When parsing markup with PHP and regex, the preg_replace_callback()
function combined with the (?R), (?1), (?2)...
recursive expressions, make for a very powerful tool indeed. The following script handles your test data quite nicely:
<?php // test.php 20110312_2200
function clean_non_code(&$text) {
$re = '%
# Match and capture either CODE into $1 or non-CODE into $2.
( # $1: CODE section (never empty).
<code[^>]*> # CODE opening tag
(?R)+ # CODE contents w/nested CODE tags.
</code\s*> # CODE closing tag
) # End $1: CODE section.
| # Or...
( # $2: Non-CODE section (may be empty).
[^<]*+ # Zero or more non-< {normal*}
(?: # Begin {(special normal*)*}
(?!</?code\b) # If not a code open or close tag,
< # match non-code < {special}
[^<]*+ # More {normal*}
)*+ # End {(special normal*)*}
) # End $2: Non-CODE section
%ix';
$text = preg_replace_callback($re, '_my_callback', $text);
if ($text === null) exit('PREG Error!\nTarget string too big.');
return $text;
}
// The callback function is called once for each
// match found and is passed one parameter: $matches.
function _my_callback($matches)
{ // Either $1 or $2 matched, but never both.
if ($matches[1]) {
return $matches[1];
}
// Collapse multiple tabs and spaces into a single space.
$matches[2] = preg_replace('/[ \t][ \t]++/S', ' ', $matches[2]);
// Trim each line
$matches[2] = preg_replace('/^ /m', '', $matches[2]);
$matches[2] = preg_replace('/ $/m', '', $matches[2]);
return $matches[2];
}
// Create some test data.
$data = "This is some text
This is also some text
<code>
User::setup(array(
'key1' => 'value1',
'key2' => 'value1',
'key42' => '<code>
Pay no attention to this.

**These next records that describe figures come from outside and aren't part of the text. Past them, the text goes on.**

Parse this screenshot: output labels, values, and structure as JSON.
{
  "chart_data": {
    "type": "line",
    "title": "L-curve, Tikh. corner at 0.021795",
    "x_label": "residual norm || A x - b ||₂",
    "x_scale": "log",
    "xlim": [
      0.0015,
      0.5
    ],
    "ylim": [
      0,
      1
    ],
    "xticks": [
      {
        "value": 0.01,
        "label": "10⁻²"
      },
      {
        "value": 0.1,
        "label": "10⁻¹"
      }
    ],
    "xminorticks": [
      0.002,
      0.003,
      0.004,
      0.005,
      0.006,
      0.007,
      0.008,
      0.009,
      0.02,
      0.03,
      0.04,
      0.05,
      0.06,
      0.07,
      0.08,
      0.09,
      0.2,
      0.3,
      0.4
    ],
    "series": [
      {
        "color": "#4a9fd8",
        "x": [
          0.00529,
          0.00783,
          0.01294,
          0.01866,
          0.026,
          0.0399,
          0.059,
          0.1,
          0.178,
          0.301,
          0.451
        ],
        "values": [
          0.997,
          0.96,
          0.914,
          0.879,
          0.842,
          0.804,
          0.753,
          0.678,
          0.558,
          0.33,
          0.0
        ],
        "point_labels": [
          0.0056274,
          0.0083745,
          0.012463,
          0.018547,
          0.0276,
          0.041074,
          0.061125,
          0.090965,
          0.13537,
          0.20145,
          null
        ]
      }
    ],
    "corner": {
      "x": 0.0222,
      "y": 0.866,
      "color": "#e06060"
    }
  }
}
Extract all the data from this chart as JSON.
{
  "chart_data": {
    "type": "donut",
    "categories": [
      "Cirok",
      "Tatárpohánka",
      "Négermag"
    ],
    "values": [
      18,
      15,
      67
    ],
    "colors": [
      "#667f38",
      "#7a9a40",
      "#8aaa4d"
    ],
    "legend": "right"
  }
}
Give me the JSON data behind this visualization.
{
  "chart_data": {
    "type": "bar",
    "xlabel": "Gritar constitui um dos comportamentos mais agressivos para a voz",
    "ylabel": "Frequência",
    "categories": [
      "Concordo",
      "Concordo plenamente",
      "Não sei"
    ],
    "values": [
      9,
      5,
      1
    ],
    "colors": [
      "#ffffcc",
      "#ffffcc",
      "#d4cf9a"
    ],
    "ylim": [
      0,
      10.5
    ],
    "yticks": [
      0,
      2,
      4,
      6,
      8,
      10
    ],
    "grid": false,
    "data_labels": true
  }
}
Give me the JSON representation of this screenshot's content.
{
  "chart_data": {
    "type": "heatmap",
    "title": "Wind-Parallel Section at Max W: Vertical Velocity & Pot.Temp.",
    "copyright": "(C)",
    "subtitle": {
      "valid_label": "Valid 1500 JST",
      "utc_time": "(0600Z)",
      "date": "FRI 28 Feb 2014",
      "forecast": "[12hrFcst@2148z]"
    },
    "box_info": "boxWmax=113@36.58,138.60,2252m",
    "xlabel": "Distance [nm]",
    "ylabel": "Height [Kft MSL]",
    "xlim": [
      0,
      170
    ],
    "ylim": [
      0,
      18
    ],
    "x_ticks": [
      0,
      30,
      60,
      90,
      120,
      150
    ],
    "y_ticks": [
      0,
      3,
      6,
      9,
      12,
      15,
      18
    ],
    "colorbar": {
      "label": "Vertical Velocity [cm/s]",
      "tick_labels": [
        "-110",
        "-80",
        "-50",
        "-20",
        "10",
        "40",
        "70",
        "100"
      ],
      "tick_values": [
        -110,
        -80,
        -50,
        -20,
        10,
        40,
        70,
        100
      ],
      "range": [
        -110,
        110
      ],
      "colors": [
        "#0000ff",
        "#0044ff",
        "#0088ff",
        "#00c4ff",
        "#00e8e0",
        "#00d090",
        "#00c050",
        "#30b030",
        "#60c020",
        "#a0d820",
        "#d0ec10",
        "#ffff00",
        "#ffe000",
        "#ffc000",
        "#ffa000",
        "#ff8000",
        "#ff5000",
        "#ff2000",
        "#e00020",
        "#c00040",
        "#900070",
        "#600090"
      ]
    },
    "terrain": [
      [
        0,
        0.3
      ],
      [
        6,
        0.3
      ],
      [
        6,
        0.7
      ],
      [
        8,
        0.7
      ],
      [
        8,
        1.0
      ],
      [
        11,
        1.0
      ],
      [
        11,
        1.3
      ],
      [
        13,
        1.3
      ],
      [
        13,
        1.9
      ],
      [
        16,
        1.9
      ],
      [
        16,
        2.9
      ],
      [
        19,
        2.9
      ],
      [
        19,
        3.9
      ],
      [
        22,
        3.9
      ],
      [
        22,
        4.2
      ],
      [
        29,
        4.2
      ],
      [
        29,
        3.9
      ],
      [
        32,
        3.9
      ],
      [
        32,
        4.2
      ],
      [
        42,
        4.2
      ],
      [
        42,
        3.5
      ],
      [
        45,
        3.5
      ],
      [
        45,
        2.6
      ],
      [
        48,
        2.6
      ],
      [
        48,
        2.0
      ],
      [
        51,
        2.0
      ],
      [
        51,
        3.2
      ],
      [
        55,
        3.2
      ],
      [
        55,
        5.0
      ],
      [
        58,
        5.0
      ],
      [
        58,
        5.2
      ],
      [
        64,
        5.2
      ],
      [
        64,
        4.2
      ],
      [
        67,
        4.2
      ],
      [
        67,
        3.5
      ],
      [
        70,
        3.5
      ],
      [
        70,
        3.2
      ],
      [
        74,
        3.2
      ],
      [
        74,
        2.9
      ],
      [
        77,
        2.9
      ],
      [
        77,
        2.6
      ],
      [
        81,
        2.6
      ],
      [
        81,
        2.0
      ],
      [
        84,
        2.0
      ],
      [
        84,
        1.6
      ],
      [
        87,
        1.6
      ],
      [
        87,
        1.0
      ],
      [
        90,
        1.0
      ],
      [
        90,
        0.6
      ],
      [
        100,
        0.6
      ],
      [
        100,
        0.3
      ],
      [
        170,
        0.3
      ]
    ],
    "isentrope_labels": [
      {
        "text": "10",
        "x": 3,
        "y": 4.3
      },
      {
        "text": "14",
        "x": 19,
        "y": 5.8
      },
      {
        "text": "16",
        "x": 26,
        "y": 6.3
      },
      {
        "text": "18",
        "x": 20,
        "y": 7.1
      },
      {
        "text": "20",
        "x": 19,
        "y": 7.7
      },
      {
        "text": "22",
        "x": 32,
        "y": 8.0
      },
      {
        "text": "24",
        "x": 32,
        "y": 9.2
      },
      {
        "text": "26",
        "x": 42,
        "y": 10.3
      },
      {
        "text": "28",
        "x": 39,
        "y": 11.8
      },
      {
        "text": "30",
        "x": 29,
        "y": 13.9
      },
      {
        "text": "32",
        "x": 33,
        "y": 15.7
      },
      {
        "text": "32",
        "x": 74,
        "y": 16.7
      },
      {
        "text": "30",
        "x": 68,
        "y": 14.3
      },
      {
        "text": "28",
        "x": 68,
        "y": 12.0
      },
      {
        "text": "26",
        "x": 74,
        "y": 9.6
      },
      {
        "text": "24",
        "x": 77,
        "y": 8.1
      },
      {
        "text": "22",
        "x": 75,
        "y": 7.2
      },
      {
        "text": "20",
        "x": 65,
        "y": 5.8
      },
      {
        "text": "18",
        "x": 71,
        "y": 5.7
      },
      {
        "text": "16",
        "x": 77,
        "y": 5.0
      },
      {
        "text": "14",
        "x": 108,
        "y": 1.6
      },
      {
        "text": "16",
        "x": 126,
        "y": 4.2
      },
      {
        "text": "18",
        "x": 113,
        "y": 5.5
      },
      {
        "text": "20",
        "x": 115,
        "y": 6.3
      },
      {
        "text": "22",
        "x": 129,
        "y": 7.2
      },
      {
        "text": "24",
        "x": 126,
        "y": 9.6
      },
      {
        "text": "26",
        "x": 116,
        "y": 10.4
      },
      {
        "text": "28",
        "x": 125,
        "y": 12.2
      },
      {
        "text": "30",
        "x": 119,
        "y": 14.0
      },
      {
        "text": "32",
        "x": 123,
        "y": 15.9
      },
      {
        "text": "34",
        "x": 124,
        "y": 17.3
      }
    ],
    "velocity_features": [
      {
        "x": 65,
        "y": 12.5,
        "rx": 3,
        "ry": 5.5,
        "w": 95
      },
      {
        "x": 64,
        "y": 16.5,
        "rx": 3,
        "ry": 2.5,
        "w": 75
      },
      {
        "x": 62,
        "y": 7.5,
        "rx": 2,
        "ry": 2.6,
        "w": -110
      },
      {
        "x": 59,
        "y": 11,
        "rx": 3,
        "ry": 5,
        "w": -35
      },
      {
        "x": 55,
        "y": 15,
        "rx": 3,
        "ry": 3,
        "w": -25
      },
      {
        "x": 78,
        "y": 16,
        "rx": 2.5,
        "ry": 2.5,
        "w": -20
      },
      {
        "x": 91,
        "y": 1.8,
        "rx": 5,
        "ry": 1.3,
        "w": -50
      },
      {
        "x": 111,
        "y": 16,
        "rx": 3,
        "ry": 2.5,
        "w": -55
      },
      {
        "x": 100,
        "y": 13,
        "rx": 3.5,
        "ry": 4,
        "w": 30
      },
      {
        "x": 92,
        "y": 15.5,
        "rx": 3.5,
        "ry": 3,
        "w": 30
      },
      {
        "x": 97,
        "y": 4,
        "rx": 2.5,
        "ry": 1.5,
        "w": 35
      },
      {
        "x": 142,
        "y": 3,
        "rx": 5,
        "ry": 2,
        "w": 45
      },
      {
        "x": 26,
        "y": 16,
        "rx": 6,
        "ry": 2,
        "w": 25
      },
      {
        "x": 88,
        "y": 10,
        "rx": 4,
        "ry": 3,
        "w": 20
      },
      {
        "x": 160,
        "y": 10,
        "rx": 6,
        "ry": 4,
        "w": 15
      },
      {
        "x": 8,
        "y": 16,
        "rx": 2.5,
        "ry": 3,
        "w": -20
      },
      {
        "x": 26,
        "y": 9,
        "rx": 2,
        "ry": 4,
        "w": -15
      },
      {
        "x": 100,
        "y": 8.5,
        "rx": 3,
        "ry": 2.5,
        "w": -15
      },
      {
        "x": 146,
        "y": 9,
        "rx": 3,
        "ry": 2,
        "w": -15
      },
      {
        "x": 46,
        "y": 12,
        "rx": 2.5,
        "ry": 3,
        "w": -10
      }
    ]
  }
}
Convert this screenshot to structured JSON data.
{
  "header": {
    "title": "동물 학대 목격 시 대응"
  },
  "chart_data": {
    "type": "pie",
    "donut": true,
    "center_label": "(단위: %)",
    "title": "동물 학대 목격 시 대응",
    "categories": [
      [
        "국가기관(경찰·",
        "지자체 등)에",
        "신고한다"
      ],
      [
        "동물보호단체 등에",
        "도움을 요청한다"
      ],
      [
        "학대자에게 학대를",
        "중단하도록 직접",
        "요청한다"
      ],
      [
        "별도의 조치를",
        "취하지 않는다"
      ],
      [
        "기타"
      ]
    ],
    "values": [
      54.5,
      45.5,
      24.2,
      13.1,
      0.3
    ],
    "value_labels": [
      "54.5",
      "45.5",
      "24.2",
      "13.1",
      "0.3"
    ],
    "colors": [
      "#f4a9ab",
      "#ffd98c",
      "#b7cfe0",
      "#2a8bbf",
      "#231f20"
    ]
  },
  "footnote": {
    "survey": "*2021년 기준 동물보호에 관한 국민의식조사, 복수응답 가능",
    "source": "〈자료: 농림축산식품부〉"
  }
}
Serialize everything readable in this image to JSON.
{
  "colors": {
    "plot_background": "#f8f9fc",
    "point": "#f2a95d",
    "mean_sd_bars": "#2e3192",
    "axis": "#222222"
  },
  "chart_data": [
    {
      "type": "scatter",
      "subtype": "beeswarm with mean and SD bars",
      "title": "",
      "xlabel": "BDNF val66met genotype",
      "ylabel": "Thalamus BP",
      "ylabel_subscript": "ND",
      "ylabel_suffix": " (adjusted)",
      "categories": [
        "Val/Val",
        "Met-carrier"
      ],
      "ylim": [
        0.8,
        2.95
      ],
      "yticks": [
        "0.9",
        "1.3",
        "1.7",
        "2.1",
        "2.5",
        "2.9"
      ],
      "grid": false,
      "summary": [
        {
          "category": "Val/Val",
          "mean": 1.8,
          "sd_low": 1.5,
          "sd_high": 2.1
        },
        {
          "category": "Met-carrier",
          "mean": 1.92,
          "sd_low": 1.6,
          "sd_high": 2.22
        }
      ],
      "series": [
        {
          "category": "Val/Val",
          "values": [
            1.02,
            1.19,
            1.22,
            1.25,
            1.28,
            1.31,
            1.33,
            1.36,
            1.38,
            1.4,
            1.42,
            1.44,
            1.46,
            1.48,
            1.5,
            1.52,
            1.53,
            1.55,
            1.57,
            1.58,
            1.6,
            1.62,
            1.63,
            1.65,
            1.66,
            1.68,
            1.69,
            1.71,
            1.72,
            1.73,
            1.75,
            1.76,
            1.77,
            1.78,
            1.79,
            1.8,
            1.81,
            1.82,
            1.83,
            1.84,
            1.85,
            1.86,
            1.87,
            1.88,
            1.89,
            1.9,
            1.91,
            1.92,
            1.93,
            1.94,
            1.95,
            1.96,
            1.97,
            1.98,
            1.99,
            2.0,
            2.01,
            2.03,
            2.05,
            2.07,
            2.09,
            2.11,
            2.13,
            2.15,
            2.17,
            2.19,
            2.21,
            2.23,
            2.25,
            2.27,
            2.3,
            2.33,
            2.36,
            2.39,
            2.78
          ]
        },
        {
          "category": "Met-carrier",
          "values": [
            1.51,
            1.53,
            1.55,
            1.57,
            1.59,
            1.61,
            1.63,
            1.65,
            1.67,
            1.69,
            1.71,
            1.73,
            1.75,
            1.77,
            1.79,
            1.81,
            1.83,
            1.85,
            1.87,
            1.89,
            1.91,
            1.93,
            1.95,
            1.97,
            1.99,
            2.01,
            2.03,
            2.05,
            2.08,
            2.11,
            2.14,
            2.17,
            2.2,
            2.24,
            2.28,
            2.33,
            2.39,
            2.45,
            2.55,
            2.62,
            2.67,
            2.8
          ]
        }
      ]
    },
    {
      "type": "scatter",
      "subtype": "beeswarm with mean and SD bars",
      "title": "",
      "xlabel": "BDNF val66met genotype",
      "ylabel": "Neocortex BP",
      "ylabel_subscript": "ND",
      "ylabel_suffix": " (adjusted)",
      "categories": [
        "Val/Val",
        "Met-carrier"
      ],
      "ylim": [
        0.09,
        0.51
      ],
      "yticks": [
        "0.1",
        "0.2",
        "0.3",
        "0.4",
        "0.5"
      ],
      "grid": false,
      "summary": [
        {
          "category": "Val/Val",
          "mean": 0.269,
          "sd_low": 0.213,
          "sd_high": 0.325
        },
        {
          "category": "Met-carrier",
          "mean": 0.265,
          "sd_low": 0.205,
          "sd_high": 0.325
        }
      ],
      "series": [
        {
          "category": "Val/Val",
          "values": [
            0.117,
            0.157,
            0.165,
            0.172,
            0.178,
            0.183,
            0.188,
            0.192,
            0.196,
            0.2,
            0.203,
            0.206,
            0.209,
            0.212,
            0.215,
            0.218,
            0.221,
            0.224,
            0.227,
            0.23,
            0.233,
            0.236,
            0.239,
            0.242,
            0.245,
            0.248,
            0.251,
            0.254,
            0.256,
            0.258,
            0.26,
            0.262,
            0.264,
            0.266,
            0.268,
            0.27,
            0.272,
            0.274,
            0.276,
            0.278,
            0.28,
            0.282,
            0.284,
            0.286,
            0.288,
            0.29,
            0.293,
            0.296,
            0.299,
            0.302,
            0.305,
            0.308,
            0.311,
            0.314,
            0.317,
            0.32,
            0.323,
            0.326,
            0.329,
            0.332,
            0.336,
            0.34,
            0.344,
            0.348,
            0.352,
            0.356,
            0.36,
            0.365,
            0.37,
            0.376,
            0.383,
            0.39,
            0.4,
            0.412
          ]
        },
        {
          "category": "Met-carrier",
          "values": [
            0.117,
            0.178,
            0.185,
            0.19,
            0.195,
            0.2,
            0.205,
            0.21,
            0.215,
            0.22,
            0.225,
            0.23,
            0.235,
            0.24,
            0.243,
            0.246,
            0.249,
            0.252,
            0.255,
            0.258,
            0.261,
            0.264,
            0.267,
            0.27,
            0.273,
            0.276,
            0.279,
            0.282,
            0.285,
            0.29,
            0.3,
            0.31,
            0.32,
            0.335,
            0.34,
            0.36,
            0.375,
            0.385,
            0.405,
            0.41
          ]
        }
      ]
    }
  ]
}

It has been proven over and
over again that it is <code> unpossible </code>
to parse nested stuff with regex! </code>'
));
</code>";
// Demonstrate that it works on one small test string.
echo("BEFORE:\n". $data ."\n\n");
echo("AFTER:\n". clean_non_code($data) ."\n\nTesting...");
// Build a large test string.
$bigdata = '';
for ($i = 0; $i < 30000; ++$i) $bigdata .= $data;
$size = strlen($bigdata);
// Measure how long it takes to process it.
$time = microtime(true);
$bigdata = clean_non_code($bigdata);
$time = microtime(true) - $time;
// Print benchmark results
printf("Done.\nTest string size: %d bytes. Time: %.3f sec. Speed: %.0f KB/s.\n",
$size, $time, ($size / $time)/1024.);
?>
Here are the script benchmark results when run on my test box: WinXP32 PHP 5.2.14 (cli)
'Test string size: 10410000 bytes. Time: 1.219 sec. Speed: 8337 KB/s.'
Note that this solution does not handle CODE tags having <>
angle brackets in their attributes (probably a very rare edge case), but the regex could be easily modified to handle these as well. Note also that the maximum string length will depend upon the composition of the string content (i.e. Big CODE blocks reduce the maximum input string length.)
p.s. Note to SO staff. The <!-- language: lang-none -->
doesn't work.